Social/Political Actions

Not only does social responsibility appeal to your customers, it is also good for recruiting and employee loyalty. Peloton’s Head of Global Marketing, Dara Treseder, says the company’s “anti-racist” stance was one of the main reasons she took the position. Your social channels and website are the perfect place to highlight your social stances for both customers and prospective talent.

3. Social should be inclusive.

Inclusive social media marketing is good social media marketing. Without it, you run the risk of not connecting with your full potential audience. Here are a few inclusive and accessible social best practices to keep in mind:

  • Add Alt-text to images. Descriptive captions and alt text allows people to visualize images when they can’t see them. Alt text is now available across Facebook, Twitter, Instagram, and LinkedIn.
  • Include video captions. Closed captions are crucial for those with hearing impairments, but they also appeal to those listening with their sound off. In fact, 85 percent of Facebook videos are watched with the sound off. Automatic video captioning is available on Facebook, Instagram and YouTube, but make sure to proofread it, there will be errors.
  • Use camel case for multi-word hashtags (e.g #BlackLivesMatter).
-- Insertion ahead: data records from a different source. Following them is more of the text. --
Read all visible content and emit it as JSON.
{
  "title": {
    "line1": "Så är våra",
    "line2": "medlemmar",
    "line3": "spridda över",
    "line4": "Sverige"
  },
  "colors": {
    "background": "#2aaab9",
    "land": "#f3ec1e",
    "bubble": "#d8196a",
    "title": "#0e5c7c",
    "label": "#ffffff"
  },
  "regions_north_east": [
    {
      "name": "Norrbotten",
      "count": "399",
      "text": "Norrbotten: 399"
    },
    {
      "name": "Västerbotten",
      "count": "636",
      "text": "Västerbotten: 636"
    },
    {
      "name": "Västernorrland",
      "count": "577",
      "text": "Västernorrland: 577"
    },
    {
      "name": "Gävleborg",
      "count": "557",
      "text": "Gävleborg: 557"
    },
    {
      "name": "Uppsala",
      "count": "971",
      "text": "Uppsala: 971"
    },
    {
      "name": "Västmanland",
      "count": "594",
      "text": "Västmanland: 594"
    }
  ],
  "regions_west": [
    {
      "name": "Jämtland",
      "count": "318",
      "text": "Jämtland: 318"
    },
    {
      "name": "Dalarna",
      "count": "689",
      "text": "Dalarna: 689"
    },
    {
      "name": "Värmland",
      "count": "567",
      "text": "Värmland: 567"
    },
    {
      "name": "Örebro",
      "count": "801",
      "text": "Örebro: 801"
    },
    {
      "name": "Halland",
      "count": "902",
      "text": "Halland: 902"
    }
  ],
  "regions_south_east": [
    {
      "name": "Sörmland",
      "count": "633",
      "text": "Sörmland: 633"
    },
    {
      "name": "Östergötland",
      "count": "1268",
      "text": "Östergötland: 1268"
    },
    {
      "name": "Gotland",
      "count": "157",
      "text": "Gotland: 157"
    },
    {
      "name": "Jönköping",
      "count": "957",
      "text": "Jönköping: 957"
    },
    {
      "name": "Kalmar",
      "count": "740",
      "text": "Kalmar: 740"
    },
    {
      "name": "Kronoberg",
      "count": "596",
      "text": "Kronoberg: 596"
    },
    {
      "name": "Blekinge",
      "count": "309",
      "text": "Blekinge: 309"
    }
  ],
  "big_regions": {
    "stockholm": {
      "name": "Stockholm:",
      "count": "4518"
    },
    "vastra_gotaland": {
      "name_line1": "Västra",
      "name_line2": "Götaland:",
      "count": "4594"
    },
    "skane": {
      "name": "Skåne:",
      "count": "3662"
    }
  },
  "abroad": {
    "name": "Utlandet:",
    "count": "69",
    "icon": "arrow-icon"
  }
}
Capitalize the first letter of each multi-word hashtag to make hashtags more legible and prevent screen reader errors.
  • Make your feed diverse. Brands often over represent young, white, straight, able-bodied, cis-gender men in their imagery. In 2019, male characters outnumbered female characters in ads at a rate of two-to-one. Your feed should reflect your audience, and also not further gender or racial stereotypes (e.g. women doing the housework).

4. Pivot, be nimble— and sometimes— just be silent.

Social calendars were thrown for a loop this year. Thirty-day calendars became 5 day or even 1-day calendars. Remember, it’s okay to go dark. If you post as planned, you can come across as tone deaf, or worse yet, inappropriate. Imagine your brand’s tweet sandwiched between two tweets about a specific crisis. It is better to step back, listen and see how you can contribute.

It is clear social media is one of, if not the most powerful communication platforms today. Marketers should keep these lessons in mind in order to take full advantage of this direct line to their consumers.